27 luglio – 6 agosto 2016 e 9 – 13 gennaio 2017||

Per la seconda annualità 2016/2017, per la call A rivolta a coreografi e compagnie di danza residenti nella regione Piemonte, è stato selezionato Tommaso Serratore, autore associato della Compagnia Zerogrammi con il progetto “Il coraggio di stare”.
Questa la motivazione della commissione, composta da Natalia Casorati, Gigi Cristoforetti, Fabio Rizzo, Alessandro Pontremoli e Paolo Cantù : Il progetto è portatore di istanze culturali molto vive nella società contemporanea, perché si pone nell’ottica della rimessa in contatto, attraverso le nuove e più attuali “estetiche” della danza, di realtà fra loro distanti e spesso in conflitto (nel caso specifico carcere e società civile). Forte di una metodologia già sperimentata in un altro contesto territoriale, il progetto del giovane coreografo emergente utilizza linguaggi differenti (danza, community dance, videodanza, videomemeoria, musica) e si propone approcci alla coreografia basati sul contatto con la realtà territoriale e il coinvolgimento diretto, almeno in fase creativa a compositiva, dei non professionisti.

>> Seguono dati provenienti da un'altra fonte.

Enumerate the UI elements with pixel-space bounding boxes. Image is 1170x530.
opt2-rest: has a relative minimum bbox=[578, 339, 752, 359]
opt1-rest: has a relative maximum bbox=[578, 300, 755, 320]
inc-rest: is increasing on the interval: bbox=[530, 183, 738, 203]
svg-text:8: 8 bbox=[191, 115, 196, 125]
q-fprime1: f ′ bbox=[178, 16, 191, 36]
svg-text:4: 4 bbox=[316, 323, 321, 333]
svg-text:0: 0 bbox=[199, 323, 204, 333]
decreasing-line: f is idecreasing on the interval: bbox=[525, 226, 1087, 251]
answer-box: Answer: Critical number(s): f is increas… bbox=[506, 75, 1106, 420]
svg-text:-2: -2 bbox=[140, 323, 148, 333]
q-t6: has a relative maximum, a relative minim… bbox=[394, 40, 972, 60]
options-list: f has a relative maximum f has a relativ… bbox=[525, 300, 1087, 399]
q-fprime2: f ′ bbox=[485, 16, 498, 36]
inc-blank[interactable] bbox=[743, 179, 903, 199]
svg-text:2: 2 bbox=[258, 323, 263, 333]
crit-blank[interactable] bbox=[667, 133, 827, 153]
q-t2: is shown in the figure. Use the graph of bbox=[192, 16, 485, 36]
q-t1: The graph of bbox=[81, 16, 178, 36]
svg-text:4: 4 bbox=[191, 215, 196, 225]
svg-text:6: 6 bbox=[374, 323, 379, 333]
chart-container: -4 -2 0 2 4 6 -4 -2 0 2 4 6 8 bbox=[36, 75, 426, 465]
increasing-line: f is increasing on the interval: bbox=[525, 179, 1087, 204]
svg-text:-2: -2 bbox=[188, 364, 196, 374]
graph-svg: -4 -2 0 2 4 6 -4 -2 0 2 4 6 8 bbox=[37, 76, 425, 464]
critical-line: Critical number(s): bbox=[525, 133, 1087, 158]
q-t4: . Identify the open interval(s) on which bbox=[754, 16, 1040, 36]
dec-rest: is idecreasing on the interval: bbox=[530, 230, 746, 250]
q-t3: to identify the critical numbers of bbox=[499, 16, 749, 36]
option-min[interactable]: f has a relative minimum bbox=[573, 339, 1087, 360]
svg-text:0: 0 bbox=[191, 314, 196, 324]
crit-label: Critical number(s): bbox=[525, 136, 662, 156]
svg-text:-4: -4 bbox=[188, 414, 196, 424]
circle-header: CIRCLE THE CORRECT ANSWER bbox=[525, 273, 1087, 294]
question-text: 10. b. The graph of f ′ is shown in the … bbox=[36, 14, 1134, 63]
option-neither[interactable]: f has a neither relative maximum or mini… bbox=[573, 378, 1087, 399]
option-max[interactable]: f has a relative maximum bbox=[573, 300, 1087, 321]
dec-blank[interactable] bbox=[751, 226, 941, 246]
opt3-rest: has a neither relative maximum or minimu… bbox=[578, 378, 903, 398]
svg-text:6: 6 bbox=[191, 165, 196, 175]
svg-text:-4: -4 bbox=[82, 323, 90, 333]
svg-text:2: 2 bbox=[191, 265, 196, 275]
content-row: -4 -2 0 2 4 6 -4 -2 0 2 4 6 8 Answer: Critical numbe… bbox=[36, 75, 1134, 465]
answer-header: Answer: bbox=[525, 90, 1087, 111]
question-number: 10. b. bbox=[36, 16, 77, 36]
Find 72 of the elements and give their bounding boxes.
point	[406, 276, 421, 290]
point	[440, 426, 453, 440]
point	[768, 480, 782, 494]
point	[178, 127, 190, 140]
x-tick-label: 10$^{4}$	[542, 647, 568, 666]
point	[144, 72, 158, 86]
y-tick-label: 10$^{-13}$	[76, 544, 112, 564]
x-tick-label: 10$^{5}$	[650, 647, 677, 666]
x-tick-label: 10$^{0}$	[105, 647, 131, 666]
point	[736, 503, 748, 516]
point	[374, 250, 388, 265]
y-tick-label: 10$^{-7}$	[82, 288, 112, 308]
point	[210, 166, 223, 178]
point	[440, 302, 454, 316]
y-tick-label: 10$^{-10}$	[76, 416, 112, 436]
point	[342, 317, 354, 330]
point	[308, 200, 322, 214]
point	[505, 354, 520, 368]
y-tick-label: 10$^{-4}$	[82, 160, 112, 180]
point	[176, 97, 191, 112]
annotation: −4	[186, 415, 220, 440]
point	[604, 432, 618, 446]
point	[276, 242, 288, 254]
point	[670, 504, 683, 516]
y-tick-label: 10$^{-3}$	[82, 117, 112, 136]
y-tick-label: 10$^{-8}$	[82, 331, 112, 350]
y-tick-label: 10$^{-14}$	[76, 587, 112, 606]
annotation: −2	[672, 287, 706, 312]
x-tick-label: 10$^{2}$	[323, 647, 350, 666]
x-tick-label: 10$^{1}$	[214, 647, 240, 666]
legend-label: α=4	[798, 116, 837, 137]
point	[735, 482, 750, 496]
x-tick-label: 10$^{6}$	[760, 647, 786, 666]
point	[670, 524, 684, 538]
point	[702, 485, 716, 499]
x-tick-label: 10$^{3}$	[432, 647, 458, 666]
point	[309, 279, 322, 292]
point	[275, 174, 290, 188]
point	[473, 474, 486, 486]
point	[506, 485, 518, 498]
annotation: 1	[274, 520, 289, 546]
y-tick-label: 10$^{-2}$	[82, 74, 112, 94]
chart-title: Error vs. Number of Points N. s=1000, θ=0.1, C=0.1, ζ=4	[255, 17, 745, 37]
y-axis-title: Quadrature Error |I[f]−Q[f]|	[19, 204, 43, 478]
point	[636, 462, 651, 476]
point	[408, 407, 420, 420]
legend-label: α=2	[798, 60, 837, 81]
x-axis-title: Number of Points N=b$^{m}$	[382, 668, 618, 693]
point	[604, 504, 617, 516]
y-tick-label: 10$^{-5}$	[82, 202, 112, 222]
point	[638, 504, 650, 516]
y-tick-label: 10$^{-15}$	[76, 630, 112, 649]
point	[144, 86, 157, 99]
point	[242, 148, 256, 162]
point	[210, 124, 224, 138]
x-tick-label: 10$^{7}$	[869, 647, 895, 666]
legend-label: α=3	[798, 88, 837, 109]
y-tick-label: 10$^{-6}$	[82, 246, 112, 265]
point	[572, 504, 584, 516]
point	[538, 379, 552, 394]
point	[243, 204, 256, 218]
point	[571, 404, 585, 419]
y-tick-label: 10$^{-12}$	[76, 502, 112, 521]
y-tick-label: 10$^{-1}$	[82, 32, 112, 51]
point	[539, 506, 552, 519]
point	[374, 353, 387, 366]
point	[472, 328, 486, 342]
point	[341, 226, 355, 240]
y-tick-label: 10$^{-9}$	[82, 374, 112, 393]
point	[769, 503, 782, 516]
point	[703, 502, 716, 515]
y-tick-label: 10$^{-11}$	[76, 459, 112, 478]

Dopo il periodo di residenza che ha visto la realizzazione di un laboratorio in carcere, il coreografo piemontese presenterà la sua restituzione pubblica il 12 gennaio 2017.

IL CORAGGIO DI STARE
CREDITI
ideazione, regia e coreografia Tommaso Serratore
interpretazione e collaborazione Elisabetta Bonfà, Miriam Cinieri, Ilaria Quaglia, Andrea Sassoli, Alessio Scandale
video Salvatore Insana
luci Eleonora Diana
musiche Gabriele Ottino
creazione realizzata nell’ambito del progetto Residenze coreografiche Lavanderia a Vapore 3.0 / Piemonte dal Vivo
produzione Autori Associati Zerogrammi
con il contributo di Regione Piemonte, MIBAC Ministero per i Beni e le Attività Culturali
coproduzione Festival Oriente Occidente
con il sostegno di ACS Abruzzo Circuito Spettacolo

L’orizzonte è in costante cambiamento mentre i corpi dei danzatori esplorano le suggestioni generate dai pensieri di Christopher McCandless, dal cui diario sono già nati il libro di Jon Krakauer e il film di Sean Penn Into the Wild. Il desiderio di scoperta e la consapevolezza di sé maturano la possibilità di fare una scelta e infine decidere di cambiare la propria vita.
Viaggio e libertà sono i temi su cui si è fondato il percorso creativo, frutto di diverse esperienze in contesti extraurbani eccezionali e in luoghi caratterizzati da una forte connotazione semantica come quello carcerario.
Tra la possibilità di scegliere e la decisione messa in atto c’è la pulsione umana e l’istintività con cui ognuno di noi si rapporta a sé stesso e al mondo circostante.
Un magma di immagini, suoni, luci e corpi in movimento rivela la battaglia interiore necessaria per una rinnovata scoperta di sé.

BIOGRAFIA
Tommaso Serratore consegue nel 2010 il diploma di laurea in Marketing e Comunicazione d’impresa allo lED di Torino.
Si forma all’Opus Ballet di Firenze ed entra a far parte di Officina Pontormo, progetto a cura di Virgilio Sieni dedicato alla danza e alla sperimentazione dei linguaggi contemporanei dell’arte. Collabora in qualità di danzatore per i coreografi Daniela Paci, Virgilio Sieni, Francesca Cola, Antonello Tudisco e attualmente e interprete per ALOES/Roberto Castello, Zerogrammi e Francesca Cola.
Insegnante e coreografo per diversi centri di danza, da qualche anno diffonde il suo progetto Corpo Pensante attraverso una ricerca volta a decostruire ciò che l’individuo conosce a favore di una nuova scoperta di sé. Dal 2012 porta avanti il proprio lavora orientato verso una ricerca artistica che porti alla coesistenza tra le diverse pratiche e tecniche performative, sperimentando l’approccio alla danza con non professionisti, tra cui musicisti, attori, bambini, anziani e detenuti, e danzatori presentando le sue creazioni in diversi festival italiani ed internazionali.